There were fears that China was heading for a hard landing which some believed, with Europe also slow, would throw the global economy into a recession.

But a bunch of the October data is now out and it was better than expected.

  1. Factory output rose to 9.6% from 9.2% in September
  2. Retail sales were up 14.5% up from 14.2% in September
  3. Auto sales jumped 6.4% to 1.3 million which is a reversal from September which saw sales decline 0.3%
  4. Power generation grew 6.4% from the same month a year ago (but is still below the boom time levels)

October consumer prices also rose just 1.7%, down from 1.9% in September.
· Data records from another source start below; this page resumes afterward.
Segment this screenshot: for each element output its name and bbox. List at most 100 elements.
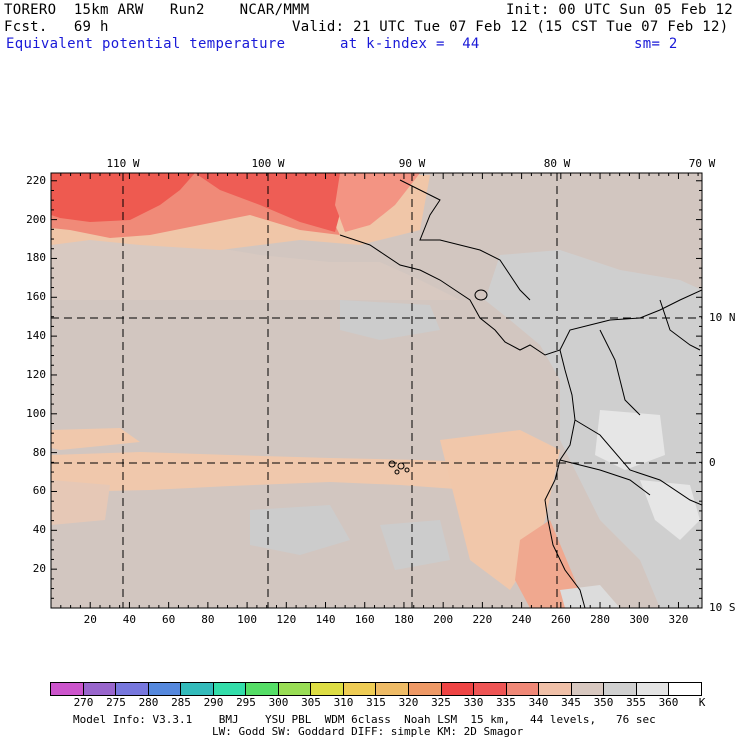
y-tick-label: 100	[26, 406, 46, 420]
colorbar-swatch	[311, 683, 344, 695]
y-tick-label: 220	[26, 173, 46, 187]
colorbar-swatch	[376, 683, 410, 695]
field-name: Equivalent potential temperature	[6, 36, 286, 52]
colorbar-label: 340	[528, 696, 549, 709]
longitude-label: 70 W	[688, 157, 716, 170]
colorbar-label: 290	[203, 696, 224, 709]
coast-caribbean	[659, 299, 701, 351]
colorbar-swatch	[409, 683, 442, 695]
x-tick-label: 20	[83, 613, 97, 626]
colorbar-swatch	[669, 683, 701, 695]
init-time: Init: 00 UTC Sun 05 Feb 12	[506, 2, 733, 18]
colorbar-label: 360	[658, 696, 679, 709]
colorbar-label: 335	[496, 696, 516, 709]
theta-e-max-region-2	[195, 173, 345, 232]
colorbar-swatch	[246, 683, 279, 695]
theta-e-ocean-patch-3	[380, 520, 450, 570]
x-tick-label: 200	[433, 613, 454, 626]
galapagos-islands	[388, 460, 410, 475]
theta-e-max-region	[51, 173, 195, 222]
border-ecuador-peru	[559, 459, 651, 496]
theta-e-land-gray	[485, 250, 702, 608]
x-tick-label: 100	[237, 613, 258, 626]
border-colombia-peru	[574, 419, 702, 506]
x-tick-label: 220	[472, 613, 493, 626]
theta-e-ocean-patch-2	[250, 505, 350, 555]
colorbar	[50, 682, 702, 696]
longitude-label: 110 W	[106, 157, 140, 170]
x-tick-label: 280	[590, 613, 610, 626]
border-central-america	[399, 179, 531, 301]
valid-time: Valid: 21 UTC Tue 07 Feb 12 (15 CST Tue …	[292, 19, 729, 35]
theta-e-west-warm	[51, 428, 140, 450]
axis-ticks	[51, 173, 702, 608]
latlon-grid	[51, 173, 702, 608]
colorbar-label: 355	[626, 696, 646, 709]
colorbar-swatch	[441, 683, 475, 695]
colorbar-label: 315	[366, 696, 386, 709]
colorbar-swatch	[213, 683, 247, 695]
y-tick-label: 20	[32, 562, 46, 576]
coastlines	[339, 179, 702, 608]
latitude-label: 10 S	[709, 601, 736, 614]
theta-e-warm-region	[335, 173, 420, 232]
smoothing-value: sm= 2	[634, 36, 678, 52]
colorbar-label: 305	[301, 696, 321, 709]
colorbar-swatch	[604, 683, 637, 695]
latitude-label: 0	[709, 456, 716, 469]
y-tick-label: 40	[32, 523, 46, 537]
theta-e-ocean-patch	[340, 300, 440, 340]
colorbar-label: 285	[171, 696, 191, 709]
lake-nicaragua	[474, 289, 488, 301]
x-tick-label: 300	[629, 613, 650, 626]
colorbar-label: 310	[333, 696, 354, 709]
longitude-label: 100 W	[251, 157, 285, 170]
x-tick-label: 60	[162, 613, 176, 626]
colorbar-label: 295	[236, 696, 256, 709]
map-fill	[51, 173, 702, 608]
colorbar-swatch	[278, 683, 312, 695]
colorbar-swatch	[474, 683, 507, 695]
y-tick-label: 80	[32, 445, 46, 459]
colorbar-label: 270	[73, 696, 94, 709]
x-tick-label: 320	[668, 613, 689, 626]
forecast-hour: Fcst. 69 h	[4, 19, 109, 35]
y-tick-label: 140	[26, 329, 46, 343]
colorbar-swatch	[636, 683, 670, 695]
colorbar-label: 300	[268, 696, 289, 709]
colorbar-swatch	[506, 683, 540, 695]
theta-e-land-light	[595, 410, 665, 470]
physics-info: LW: Godd SW: Goddard DIFF: simple KM: 2D…	[212, 725, 524, 738]
model-title: TORERO 15km ARW Run2 NCAR/MMM	[4, 2, 310, 18]
colorbar-label: 275	[106, 696, 126, 709]
colorbar-swatch	[571, 683, 605, 695]
colorbar-swatch	[539, 683, 572, 695]
y-tick-label: 180	[26, 251, 46, 265]
coastline-south-america	[544, 349, 586, 608]
y-tick-label: 120	[26, 367, 46, 381]
x-tick-label: 80	[201, 613, 215, 626]
colorbar-label: 330	[463, 696, 484, 709]
colorbar-swatch	[51, 683, 84, 695]
x-tick-label: 140	[315, 613, 336, 626]
level-index: at k-index = 44	[340, 36, 480, 52]
x-tick-label: 120	[276, 613, 297, 626]
colorbar-label: 320	[398, 696, 419, 709]
colorbar-swatch	[148, 683, 182, 695]
theta-e-coastal-warm	[515, 520, 585, 608]
theta-e-land-light-2	[640, 480, 700, 540]
colorbar-label: 325	[431, 696, 451, 709]
theta-e-west-warm-2	[51, 480, 110, 525]
x-tick-label: 160	[354, 613, 375, 626]
colorbar-swatch	[83, 683, 117, 695]
y-tick-label: 200	[26, 212, 46, 226]
colorbar-label: 350	[593, 696, 614, 709]
border-colombia-venezuela	[599, 329, 641, 416]
colorbar-label: 345	[561, 696, 581, 709]
colorbar-unit: K	[698, 696, 706, 709]
colorbar-swatch	[181, 683, 214, 695]
latitude-label: 10 N	[709, 311, 736, 324]
y-tick-label: 60	[32, 484, 46, 498]
x-tick-label: 240	[511, 613, 532, 626]
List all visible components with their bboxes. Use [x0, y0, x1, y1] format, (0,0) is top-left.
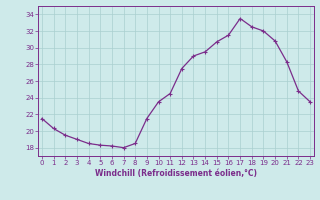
X-axis label: Windchill (Refroidissement éolien,°C): Windchill (Refroidissement éolien,°C)	[95, 169, 257, 178]
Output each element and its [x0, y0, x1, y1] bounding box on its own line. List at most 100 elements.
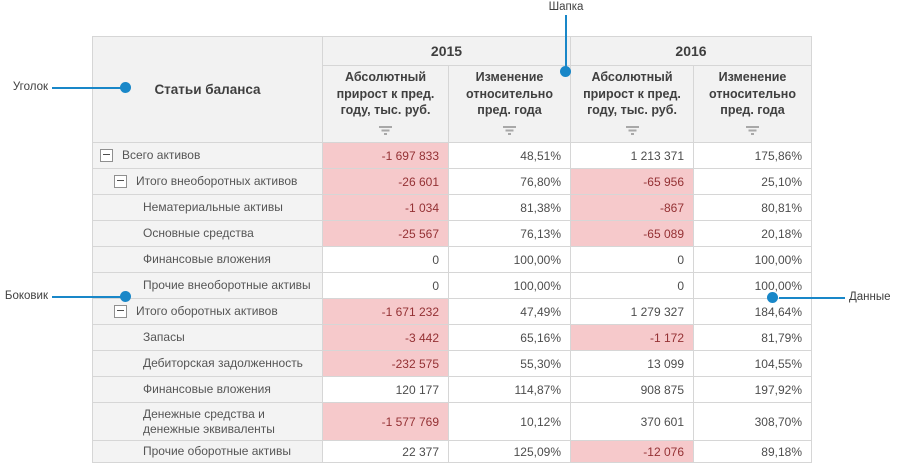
year-header-2016: 2016	[570, 36, 812, 66]
data-cell: 114,87%	[448, 376, 571, 403]
data-cell: 22 377	[322, 440, 449, 463]
year-header-row: Статьи баланса 2015 2016	[92, 36, 812, 143]
row-label: Прочие оборотные активы	[143, 444, 291, 458]
annotation-header-label: Шапка	[548, 1, 584, 13]
filter-icon[interactable]	[745, 126, 760, 136]
collapse-icon[interactable]	[114, 175, 127, 188]
data-cell: -1 697 833	[322, 142, 449, 169]
data-cell: 100,00%	[693, 272, 812, 299]
annotation-data-dot	[767, 292, 778, 303]
row-header-cell: Нематериальные активы	[92, 194, 323, 221]
data-cell: -25 567	[322, 220, 449, 247]
row-header-cell: Финансовые вложения	[92, 246, 323, 273]
table-row: Финансовые вложения 120 177 114,87% 908 875…	[92, 376, 812, 403]
data-cell: 1 213 371	[570, 142, 694, 169]
data-cell: 0	[570, 246, 694, 273]
data-cell: 184,64%	[693, 298, 812, 325]
row-header-cell: Итого внеоборотных активов	[92, 168, 323, 195]
column-header-text: Изменение относительно пред. года	[709, 69, 796, 118]
table-row: Всего активов -1 697 833 48,51% 1 213 371 17…	[92, 142, 812, 169]
row-label: Финансовые вложения	[143, 382, 271, 396]
data-cell: 908 875	[570, 376, 694, 403]
data-cell: -1 172	[570, 324, 694, 351]
row-label: Основные средства	[143, 226, 254, 240]
corner-cell: Статьи баланса	[92, 36, 323, 143]
annotation-side-dot	[120, 291, 131, 302]
data-cell: 370 601	[570, 402, 694, 441]
data-cell: 81,79%	[693, 324, 812, 351]
row-label: Денежные средства и денежные эквиваленты	[143, 406, 275, 436]
filter-icon[interactable]	[502, 126, 517, 136]
table-row: Финансовые вложения 0 100,00% 0 100,00%	[92, 246, 812, 273]
column-header-text: Изменение относительно пред. года	[466, 69, 553, 118]
data-cell: -12 076	[570, 440, 694, 463]
data-cell: 0	[322, 272, 449, 299]
data-cell: 100,00%	[693, 246, 812, 273]
annotation-side-line	[52, 296, 124, 298]
data-cell: 55,30%	[448, 350, 571, 377]
column-header-row: Абсолютный прирост к пред. году, тыс. ру…	[93, 65, 812, 143]
table-row: Основные средства -25 567 76,13% -65 089 20,…	[92, 220, 812, 247]
data-cell: -867	[570, 194, 694, 221]
row-label: Прочие внеоборотные активы	[143, 278, 311, 292]
table-row: Итого внеоборотных активов -26 601 76,80% -…	[92, 168, 812, 195]
collapse-icon[interactable]	[100, 149, 113, 162]
annotation-corner-line	[52, 87, 124, 89]
column-header-text: Абсолютный прирост к пред. году, тыс. ру…	[336, 69, 435, 118]
data-cell: 65,16%	[448, 324, 571, 351]
annotation-corner-dot	[120, 82, 131, 93]
data-cell: 89,18%	[693, 440, 812, 463]
table-row: Запасы -3 442 65,16% -1 172 81,79%	[92, 324, 812, 351]
annotation-data-label: Данные	[849, 291, 891, 303]
data-cell: 104,55%	[693, 350, 812, 377]
row-label: Итого оборотных активов	[136, 304, 278, 318]
row-label: Нематериальные активы	[143, 200, 283, 214]
data-cell: 76,80%	[448, 168, 571, 195]
table-row: Прочие оборотные активы 22 377 125,09% -12 …	[92, 440, 812, 463]
table-row: Нематериальные активы -1 034 81,38% -867 80,…	[92, 194, 812, 221]
data-cell: 1 279 327	[570, 298, 694, 325]
row-label: Всего активов	[122, 148, 201, 162]
data-cell: -232 575	[322, 350, 449, 377]
data-cell: -26 601	[322, 168, 449, 195]
collapse-icon[interactable]	[114, 305, 127, 318]
pivot-table: Статьи баланса 2015 2016 Абсолютный прир…	[92, 36, 812, 463]
row-header-cell: Всего активов	[92, 142, 323, 169]
annotation-header-line	[565, 15, 567, 71]
column-header-2015-pct: Изменение относительно пред. года	[448, 65, 571, 143]
column-header-2016-pct: Изменение относительно пред. года	[693, 65, 812, 143]
table-row: Дебиторская задолженность -232 575 55,30% 1…	[92, 350, 812, 377]
data-cell: -1 577 769	[322, 402, 449, 441]
data-cell: 48,51%	[448, 142, 571, 169]
annotation-side-label: Боковик	[4, 290, 48, 302]
data-cell: 13 099	[570, 350, 694, 377]
data-cell: 47,49%	[448, 298, 571, 325]
data-cell: -65 956	[570, 168, 694, 195]
row-label: Итого внеоборотных активов	[136, 174, 298, 188]
year-header-2015: 2015	[322, 36, 571, 66]
data-cell: 25,10%	[693, 168, 812, 195]
annotation-corner-label: Уголок	[12, 81, 48, 93]
annotation-data-line	[779, 297, 845, 299]
filter-icon[interactable]	[378, 126, 393, 136]
data-cell: 120 177	[322, 376, 449, 403]
data-cell: 76,13%	[448, 220, 571, 247]
data-cell: 197,92%	[693, 376, 812, 403]
table-row: Денежные средства и денежные эквиваленты…	[92, 402, 812, 441]
data-cell: 125,09%	[448, 440, 571, 463]
data-cell: 20,18%	[693, 220, 812, 247]
row-label: Финансовые вложения	[143, 252, 271, 266]
data-cell: 175,86%	[693, 142, 812, 169]
row-header-cell: Дебиторская задолженность	[92, 350, 323, 377]
data-cell: -3 442	[322, 324, 449, 351]
table-row: Итого оборотных активов -1 671 232 47,49% 1…	[92, 298, 812, 325]
data-cell: 0	[570, 272, 694, 299]
column-header-2015-abs: Абсолютный прирост к пред. году, тыс. ру…	[322, 65, 449, 143]
row-header-cell: Запасы	[92, 324, 323, 351]
row-label: Запасы	[143, 330, 185, 344]
data-cell: 100,00%	[448, 246, 571, 273]
data-cell: -1 671 232	[322, 298, 449, 325]
row-label: Дебиторская задолженность	[143, 356, 303, 370]
filter-icon[interactable]	[625, 126, 640, 136]
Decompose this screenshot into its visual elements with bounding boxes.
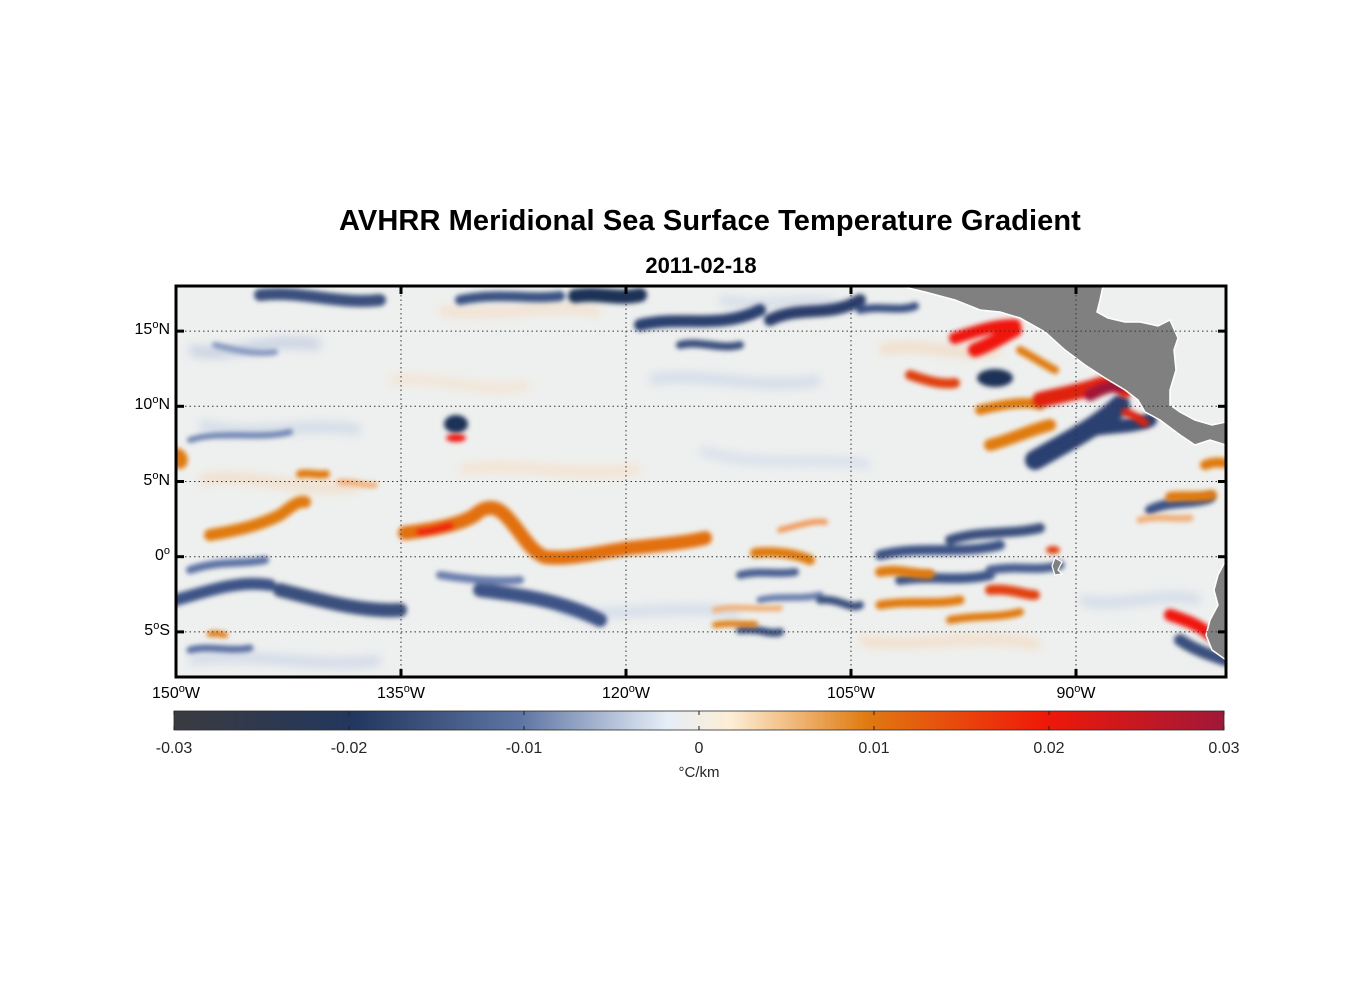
degree-symbol: o bbox=[152, 469, 159, 482]
tick-number: 90 bbox=[1056, 685, 1075, 702]
colorbar-tick-label: 0.02 bbox=[1033, 740, 1065, 757]
tick-number: 10 bbox=[134, 396, 153, 414]
lon-tick-label: 90oW bbox=[1036, 683, 1116, 703]
tick-number: 135 bbox=[377, 685, 404, 702]
hemisphere-letter: N bbox=[158, 471, 170, 489]
degree-symbol: o bbox=[178, 683, 185, 695]
colorbar-tick-label: -0.02 bbox=[330, 740, 368, 757]
lat-tick-label: 0o bbox=[110, 544, 170, 565]
degree-symbol: o bbox=[163, 544, 170, 557]
hemisphere-letter: W bbox=[634, 685, 650, 702]
degree-symbol: o bbox=[152, 319, 159, 332]
lon-tick-label: 150oW bbox=[136, 683, 216, 703]
land-masses bbox=[899, 286, 1226, 661]
hemisphere-letter: W bbox=[1080, 685, 1096, 702]
degree-symbol: o bbox=[853, 683, 860, 695]
tick-number: 5 bbox=[144, 621, 154, 639]
positive-gradient-features bbox=[176, 319, 1226, 641]
colorbar-tick-label: -0.03 bbox=[155, 740, 193, 757]
hemisphere-letter: W bbox=[184, 685, 200, 702]
hemisphere-letter: N bbox=[158, 321, 170, 339]
colorbar-unit: °C/km bbox=[678, 764, 720, 781]
degree-symbol: o bbox=[1074, 683, 1081, 695]
lat-tick-label: 10oN bbox=[110, 394, 170, 414]
tick-number: 105 bbox=[827, 685, 854, 702]
colorbar-ticks bbox=[173, 711, 1225, 730]
colorbar-tick-label: 0 bbox=[694, 740, 704, 757]
sst-gradient-field bbox=[176, 286, 1226, 677]
degree-symbol: o bbox=[153, 619, 160, 632]
degree-symbol: o bbox=[628, 683, 635, 695]
lon-tick-label: 135oW bbox=[361, 683, 441, 703]
lon-tick-label: 120oW bbox=[586, 683, 666, 703]
light-anomaly-texture bbox=[189, 296, 1202, 668]
tick-number: 15 bbox=[134, 321, 153, 339]
hemisphere-letter: S bbox=[159, 621, 170, 639]
lat-tick-label: 5oN bbox=[110, 469, 170, 490]
tick-number: 5 bbox=[143, 471, 153, 489]
south-america-land bbox=[1205, 559, 1226, 661]
hemisphere-letter: W bbox=[859, 685, 875, 702]
map-title: AVHRR Meridional Sea Surface Temperature… bbox=[339, 205, 1081, 237]
degree-symbol: o bbox=[152, 394, 159, 407]
map-subtitle: 2011-02-18 bbox=[645, 253, 757, 278]
lat-tick-label: 15oN bbox=[110, 319, 170, 339]
degree-symbol: o bbox=[403, 683, 410, 695]
negative-gradient-features bbox=[176, 287, 1226, 666]
lon-tick-label: 105oW bbox=[811, 683, 891, 703]
galapagos-land bbox=[1051, 557, 1064, 576]
central-america-land bbox=[899, 286, 1226, 446]
hemisphere-letter: N bbox=[158, 396, 170, 414]
frame-ticks bbox=[174, 286, 1226, 677]
tick-number: 120 bbox=[602, 685, 629, 702]
colorbar-tick-label: 0.01 bbox=[858, 740, 890, 757]
colorbar-tick-label: 0.03 bbox=[1208, 740, 1240, 757]
lat-tick-label: 5oS bbox=[110, 619, 170, 640]
colorbar-tick-label: -0.01 bbox=[505, 740, 543, 757]
hemisphere-letter: W bbox=[409, 685, 425, 702]
tick-number: 150 bbox=[152, 685, 179, 702]
tick-number: 0 bbox=[154, 546, 164, 564]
Food prices jumped only 1.8%. It appears that inflation is under control which gives the Central Bank room to maneuver on further interest rate cuts.

The once-in-a-decade transfer of power within the Chinese Communist Party is starting to take place this week. Many expect a more aggressive economic policy to spur growth once the new leadership is in place.

It's likely we'll see China turn on a variety of stimuli and that GDP growth will surge back above 8% in 2013.

Could an economically resurgent China be the growth engine that saves the rest of the global economy from recession?